Apotheker mischen im Wahlkampf mit APOTHEKE ADHOC, 20.09.2017 11:58 Uhr
Nur noch wenige Tage bis zur Bundestagswahl. Apotheker im Oberbergischen Kreis in Nordrhein-Westfallen nutzen die Zeit, um ihre Kunden gezielt über den unfairen Wettbewerb zwischen deutschen Apotheken vor Ort und ausländischen Versandapotheken zu informieren. Motto: „Schluss mit der Rosinenpickerei!“
Um das Thema gegenüber Patienten und der Öffentlichkeit zu verdeutlichen, verteilen die teilnehmenden Apotheken im Oberbergischen Kreis nun verstärkt den entsprechenden Flyer der Apothekerkammer Nordrhein an ihre Kunden. „Die Folge des EuGH-Urteils ist ein unfairer Wettbewerb für unsere Apotheken vor Ort“, sagt Martina Dammüller, Sprecherin der Apotheker im Oberbergischen Kreis. „Die konzerngesteuerten und rein profitorientierten ausländischen Versandhändler picken sich nur die attraktiven Rosinen aus dem deutschen Gesundheitssystem. An wichtigen und kostenintensiven Gemeinwohlaufgaben, wie beispielsweise dem Nacht- und Notdienst, in der Arzneimittelversorgung beteiligen sie sich nicht.“
Es gelte, den Menschen klar zu machen, dass dieser Zustand für die Vor-Ort-Apotheken auf Dauer nicht haltbar sei, so die Apothekerin, die zwei Apotheken in Wipperfürth betreibt. Die meisten Kunden würden ohnehin auf der Seite der Apotheker stehen, meint sie. „Viele von ihnen kommen ganz bewusst in unsere Apotheken und verzichten darauf, im Internet zu bestellen“, weiß Dammüller aus Erfahrung. „Sie schätzen uns“.

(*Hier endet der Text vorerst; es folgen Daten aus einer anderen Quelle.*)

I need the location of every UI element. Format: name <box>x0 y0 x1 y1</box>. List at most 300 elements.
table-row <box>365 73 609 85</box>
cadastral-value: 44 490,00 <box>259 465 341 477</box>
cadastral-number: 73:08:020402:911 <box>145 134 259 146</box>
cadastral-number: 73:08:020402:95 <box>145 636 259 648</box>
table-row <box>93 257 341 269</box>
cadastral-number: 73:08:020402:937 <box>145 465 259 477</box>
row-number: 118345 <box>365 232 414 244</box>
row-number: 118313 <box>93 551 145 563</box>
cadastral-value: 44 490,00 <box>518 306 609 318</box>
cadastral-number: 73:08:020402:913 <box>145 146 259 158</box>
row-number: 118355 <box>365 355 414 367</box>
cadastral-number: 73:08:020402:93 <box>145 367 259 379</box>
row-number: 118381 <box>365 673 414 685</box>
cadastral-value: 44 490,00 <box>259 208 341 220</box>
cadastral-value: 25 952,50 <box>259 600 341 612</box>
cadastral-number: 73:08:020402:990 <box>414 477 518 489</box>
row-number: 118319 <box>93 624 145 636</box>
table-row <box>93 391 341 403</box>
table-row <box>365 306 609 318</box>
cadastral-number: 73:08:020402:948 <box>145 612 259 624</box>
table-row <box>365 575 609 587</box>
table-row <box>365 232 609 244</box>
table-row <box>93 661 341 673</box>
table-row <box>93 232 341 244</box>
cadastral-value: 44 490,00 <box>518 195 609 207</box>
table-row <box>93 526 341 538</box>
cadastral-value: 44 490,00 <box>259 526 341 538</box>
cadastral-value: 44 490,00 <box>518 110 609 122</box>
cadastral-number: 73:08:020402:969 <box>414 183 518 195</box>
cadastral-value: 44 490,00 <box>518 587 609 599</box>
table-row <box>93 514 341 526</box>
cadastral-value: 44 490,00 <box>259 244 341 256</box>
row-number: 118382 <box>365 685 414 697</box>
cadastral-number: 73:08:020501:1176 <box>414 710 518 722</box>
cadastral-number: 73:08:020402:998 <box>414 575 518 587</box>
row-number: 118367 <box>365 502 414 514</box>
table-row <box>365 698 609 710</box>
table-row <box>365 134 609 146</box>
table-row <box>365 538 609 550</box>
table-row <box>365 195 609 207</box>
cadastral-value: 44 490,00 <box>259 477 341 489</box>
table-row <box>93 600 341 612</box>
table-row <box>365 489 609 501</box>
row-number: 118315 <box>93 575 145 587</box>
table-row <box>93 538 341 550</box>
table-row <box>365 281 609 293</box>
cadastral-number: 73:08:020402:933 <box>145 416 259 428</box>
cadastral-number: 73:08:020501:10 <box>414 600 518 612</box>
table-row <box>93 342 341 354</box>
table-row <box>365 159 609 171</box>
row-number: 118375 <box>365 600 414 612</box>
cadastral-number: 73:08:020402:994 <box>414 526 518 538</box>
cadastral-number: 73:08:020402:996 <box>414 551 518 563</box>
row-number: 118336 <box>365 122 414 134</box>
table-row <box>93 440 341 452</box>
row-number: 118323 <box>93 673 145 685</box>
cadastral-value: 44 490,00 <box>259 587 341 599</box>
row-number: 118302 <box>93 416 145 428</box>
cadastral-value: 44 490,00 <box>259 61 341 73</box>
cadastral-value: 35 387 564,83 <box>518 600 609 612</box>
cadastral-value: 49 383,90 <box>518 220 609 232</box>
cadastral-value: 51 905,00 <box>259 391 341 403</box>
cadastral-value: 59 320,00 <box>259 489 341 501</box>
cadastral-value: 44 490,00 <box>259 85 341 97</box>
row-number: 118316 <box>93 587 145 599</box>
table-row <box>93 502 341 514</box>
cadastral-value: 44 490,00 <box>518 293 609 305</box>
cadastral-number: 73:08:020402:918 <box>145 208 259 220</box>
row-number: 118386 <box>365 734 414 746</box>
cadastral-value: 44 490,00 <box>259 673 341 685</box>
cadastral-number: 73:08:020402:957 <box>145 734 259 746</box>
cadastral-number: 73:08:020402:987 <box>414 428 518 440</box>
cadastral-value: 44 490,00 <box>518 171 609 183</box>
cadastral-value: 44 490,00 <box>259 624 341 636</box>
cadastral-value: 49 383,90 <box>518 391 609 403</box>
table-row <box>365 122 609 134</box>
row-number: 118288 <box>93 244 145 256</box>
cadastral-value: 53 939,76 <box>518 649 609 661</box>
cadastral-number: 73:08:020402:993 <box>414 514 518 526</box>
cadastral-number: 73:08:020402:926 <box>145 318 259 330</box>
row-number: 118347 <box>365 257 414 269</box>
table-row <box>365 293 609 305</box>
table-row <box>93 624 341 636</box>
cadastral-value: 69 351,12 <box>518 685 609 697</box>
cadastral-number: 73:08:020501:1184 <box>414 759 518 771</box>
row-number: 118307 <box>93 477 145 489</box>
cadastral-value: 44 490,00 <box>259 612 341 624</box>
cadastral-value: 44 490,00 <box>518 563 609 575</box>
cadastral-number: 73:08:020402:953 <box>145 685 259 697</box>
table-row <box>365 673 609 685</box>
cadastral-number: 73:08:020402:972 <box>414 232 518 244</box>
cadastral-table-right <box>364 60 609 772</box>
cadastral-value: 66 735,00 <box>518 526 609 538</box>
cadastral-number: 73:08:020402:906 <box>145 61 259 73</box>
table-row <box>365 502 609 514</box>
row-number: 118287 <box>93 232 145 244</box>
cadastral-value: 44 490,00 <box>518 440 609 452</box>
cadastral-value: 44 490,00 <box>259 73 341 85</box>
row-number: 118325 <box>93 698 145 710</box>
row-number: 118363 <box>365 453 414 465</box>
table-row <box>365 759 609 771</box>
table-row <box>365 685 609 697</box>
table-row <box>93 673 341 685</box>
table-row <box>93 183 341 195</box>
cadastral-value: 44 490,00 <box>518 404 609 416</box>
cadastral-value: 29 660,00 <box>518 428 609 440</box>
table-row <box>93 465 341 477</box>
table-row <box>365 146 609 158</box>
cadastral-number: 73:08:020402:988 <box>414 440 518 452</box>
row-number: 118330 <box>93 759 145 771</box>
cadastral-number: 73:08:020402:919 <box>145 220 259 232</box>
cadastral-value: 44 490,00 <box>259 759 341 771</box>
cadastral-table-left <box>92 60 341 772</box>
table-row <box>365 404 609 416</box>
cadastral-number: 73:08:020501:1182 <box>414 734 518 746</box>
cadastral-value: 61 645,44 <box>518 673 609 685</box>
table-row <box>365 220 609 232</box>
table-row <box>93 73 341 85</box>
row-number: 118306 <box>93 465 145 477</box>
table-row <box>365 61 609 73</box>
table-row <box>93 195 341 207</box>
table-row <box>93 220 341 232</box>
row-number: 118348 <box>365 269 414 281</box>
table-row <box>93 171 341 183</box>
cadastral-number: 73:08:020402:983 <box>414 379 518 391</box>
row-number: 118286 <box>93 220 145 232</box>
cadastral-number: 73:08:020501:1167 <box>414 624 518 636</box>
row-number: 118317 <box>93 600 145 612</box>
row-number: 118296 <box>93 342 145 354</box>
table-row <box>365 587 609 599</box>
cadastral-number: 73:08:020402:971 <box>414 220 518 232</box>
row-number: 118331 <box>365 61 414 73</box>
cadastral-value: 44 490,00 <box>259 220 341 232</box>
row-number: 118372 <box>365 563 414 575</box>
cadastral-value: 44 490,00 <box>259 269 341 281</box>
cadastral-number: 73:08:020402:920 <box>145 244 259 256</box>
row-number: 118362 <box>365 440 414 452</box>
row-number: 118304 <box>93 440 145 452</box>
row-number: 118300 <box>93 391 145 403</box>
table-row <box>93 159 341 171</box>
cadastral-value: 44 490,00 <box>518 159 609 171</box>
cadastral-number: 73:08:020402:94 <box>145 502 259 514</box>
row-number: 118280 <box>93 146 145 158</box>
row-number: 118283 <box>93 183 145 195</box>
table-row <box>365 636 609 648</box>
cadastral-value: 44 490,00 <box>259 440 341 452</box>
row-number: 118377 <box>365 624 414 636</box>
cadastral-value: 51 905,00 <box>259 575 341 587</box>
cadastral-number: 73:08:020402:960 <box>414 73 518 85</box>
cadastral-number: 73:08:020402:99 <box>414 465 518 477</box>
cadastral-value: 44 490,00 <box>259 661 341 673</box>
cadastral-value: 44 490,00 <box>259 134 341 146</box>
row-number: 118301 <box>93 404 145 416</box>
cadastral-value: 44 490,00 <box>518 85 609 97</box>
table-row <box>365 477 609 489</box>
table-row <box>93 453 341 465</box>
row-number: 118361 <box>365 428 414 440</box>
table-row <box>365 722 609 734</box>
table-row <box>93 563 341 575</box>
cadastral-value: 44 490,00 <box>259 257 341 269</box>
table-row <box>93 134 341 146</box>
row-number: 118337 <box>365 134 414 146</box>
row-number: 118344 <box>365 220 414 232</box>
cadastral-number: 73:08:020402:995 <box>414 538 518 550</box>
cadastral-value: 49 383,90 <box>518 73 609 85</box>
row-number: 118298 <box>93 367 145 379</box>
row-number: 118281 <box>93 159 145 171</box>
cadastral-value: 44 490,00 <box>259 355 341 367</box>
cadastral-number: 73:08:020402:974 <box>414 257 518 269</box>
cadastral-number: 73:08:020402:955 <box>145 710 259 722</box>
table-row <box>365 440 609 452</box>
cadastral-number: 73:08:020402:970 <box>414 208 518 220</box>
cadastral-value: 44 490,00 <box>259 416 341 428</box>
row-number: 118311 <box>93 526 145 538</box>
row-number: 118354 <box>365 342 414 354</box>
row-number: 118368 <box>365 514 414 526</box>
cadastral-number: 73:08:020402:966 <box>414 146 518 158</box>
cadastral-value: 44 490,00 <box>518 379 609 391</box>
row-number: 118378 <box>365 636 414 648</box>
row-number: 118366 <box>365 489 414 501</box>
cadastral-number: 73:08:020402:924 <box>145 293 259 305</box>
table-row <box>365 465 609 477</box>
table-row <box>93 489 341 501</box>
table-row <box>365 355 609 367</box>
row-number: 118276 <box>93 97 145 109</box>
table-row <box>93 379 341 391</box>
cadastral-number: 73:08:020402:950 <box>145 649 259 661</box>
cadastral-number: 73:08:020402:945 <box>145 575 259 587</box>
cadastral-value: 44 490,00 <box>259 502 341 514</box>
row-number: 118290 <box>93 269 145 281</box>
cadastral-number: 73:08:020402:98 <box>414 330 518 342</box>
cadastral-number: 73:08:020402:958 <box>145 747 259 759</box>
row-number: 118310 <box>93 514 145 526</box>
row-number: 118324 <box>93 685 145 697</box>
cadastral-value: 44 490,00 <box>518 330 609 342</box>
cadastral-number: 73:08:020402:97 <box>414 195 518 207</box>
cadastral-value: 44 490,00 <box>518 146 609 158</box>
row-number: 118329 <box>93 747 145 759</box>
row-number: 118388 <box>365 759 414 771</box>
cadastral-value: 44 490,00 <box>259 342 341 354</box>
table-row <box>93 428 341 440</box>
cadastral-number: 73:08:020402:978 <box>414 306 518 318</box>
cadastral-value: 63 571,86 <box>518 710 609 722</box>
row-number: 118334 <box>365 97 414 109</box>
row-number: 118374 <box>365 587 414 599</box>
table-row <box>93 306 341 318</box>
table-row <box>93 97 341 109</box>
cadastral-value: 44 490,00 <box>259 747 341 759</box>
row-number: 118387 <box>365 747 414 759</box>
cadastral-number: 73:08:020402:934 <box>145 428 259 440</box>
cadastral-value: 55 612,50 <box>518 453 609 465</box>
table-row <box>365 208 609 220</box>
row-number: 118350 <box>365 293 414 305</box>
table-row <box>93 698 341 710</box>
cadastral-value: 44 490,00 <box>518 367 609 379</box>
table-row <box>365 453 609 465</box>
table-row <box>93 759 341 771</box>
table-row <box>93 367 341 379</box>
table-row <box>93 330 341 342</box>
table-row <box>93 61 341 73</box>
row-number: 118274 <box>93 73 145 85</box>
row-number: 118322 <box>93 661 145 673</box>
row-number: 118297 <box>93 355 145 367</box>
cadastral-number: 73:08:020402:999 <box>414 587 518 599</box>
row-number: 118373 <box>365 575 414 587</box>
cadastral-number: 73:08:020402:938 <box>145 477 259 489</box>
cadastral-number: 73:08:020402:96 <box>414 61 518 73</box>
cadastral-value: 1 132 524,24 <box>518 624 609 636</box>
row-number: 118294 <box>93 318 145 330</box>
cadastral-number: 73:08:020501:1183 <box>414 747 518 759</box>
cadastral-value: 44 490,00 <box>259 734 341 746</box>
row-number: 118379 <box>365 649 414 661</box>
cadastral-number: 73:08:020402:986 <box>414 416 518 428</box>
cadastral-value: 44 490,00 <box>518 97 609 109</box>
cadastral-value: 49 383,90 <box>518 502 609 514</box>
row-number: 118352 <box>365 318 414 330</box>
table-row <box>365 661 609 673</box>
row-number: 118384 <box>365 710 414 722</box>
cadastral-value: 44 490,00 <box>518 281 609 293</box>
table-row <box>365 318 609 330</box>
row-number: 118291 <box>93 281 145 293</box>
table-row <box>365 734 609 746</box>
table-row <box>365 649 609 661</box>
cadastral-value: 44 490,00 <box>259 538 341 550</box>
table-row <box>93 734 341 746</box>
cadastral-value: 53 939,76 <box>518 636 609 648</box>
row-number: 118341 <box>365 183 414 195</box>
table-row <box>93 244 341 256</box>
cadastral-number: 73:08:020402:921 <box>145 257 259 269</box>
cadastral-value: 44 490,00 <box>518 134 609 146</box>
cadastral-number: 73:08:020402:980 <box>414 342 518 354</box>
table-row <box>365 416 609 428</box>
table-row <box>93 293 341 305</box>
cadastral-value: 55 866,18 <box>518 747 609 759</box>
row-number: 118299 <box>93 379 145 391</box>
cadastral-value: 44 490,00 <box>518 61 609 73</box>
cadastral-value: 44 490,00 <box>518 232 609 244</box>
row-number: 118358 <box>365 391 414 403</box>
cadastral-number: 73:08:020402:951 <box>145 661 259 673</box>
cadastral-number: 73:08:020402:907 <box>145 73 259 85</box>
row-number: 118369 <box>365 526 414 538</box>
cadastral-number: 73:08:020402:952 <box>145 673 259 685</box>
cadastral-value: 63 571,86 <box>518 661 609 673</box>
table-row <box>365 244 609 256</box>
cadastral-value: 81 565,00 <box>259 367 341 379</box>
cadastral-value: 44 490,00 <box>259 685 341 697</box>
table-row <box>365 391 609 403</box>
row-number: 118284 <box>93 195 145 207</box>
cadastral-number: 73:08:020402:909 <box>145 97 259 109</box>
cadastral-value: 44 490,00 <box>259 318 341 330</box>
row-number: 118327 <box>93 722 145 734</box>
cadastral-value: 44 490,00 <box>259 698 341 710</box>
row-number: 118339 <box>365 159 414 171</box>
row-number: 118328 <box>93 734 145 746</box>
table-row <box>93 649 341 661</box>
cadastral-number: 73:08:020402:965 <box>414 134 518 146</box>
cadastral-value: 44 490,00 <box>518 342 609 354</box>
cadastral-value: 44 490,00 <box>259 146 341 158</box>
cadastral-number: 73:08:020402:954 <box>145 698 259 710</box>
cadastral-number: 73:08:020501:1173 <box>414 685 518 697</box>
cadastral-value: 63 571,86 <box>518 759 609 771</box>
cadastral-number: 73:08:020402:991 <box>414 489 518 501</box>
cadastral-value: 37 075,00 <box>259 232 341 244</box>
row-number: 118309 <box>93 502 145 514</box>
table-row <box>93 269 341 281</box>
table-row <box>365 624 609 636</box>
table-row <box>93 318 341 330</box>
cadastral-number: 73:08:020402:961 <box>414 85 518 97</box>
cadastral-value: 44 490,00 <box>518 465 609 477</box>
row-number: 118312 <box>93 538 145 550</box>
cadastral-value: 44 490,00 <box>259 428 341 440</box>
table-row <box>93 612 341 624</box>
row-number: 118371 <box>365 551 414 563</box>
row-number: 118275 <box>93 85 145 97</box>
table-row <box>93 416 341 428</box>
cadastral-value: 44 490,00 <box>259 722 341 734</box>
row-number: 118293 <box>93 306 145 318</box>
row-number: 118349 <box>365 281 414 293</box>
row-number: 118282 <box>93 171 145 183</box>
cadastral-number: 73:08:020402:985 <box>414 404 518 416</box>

Mit ihrer Aktion hoffen die beteiligten Apotheker, ihren Beitrag zur Wahlentscheidung der Kunden zu leisten. „Immerhin gibt es noch einige unentschlossene Wähler“, sagt Dammüller. Es lohne sich, die Menschen gezielt und offensiv darüber zu informieren, dass die Apothekenstruktur durch das EuGH-Urteil gefährdet sei. Denn die meisten würden sich nicht mit der Thematik beschäftigen.
Als Gesprächsgrundlage dient der Flyer der Apothekerkammer Nordrhein, der einen Vergleich zwischen den rechtlich vorgeschriebenen Allgemeinwohlaufgaben und Qualitätsstandards deutscher Apotheken vor Ort und ausländischer Versandapotheken zieht.
„Dieser unfaire Wettbewerb kann das bereits begonnene Apothekensterben dramatisch beschleunigen. Die Leidtragenden sind alle Patienten“, warnt die Apothekerin. Insbesondere treffe es die Menschen, die auf ihre Apotheke vor Ort angewiesen seien – so beispielsweise Notfälle im Nacht- und Notdienst, Patienten mit einem hohen Arzneimittel- und Beratungsbedarf oder Menschen mit eingeschränkter Mobilität.
Doch es gibt laut Dammüller auch kritische Stimmen unter den Kunden, die gegen ein Rx-Versandverbot sind. „Viele von ihnen geben an, online zu bestellen, weil es billiger ist“, berichtet sie. Das merke sie in ihren Apotheken exemplarisch an freiverkäuflichen Produkten. „Viele haben wir bereits aus dem Sortiment genommen, weil sie sowieso woanders gekauft werden“, so Dammüller. Bei Befürwortern des Rx-Onlinehandels könnten Apotheker nicht viel tun, außer sie nochmals mit sachlichen Argumenten auf die Bedeutung der Vor-Ort-Apotheken für die Arzneimittelversorgung hinzuweisen und zu hoffen, dass sie doch noch auf fruchtbaren Boden fallen. Diese Aufklärungsarbeit wollen die Apotheker im Oberbergischen Kreis auch nach der Bundestagswahl fortsetzen und für ihre Existenz kämpfen.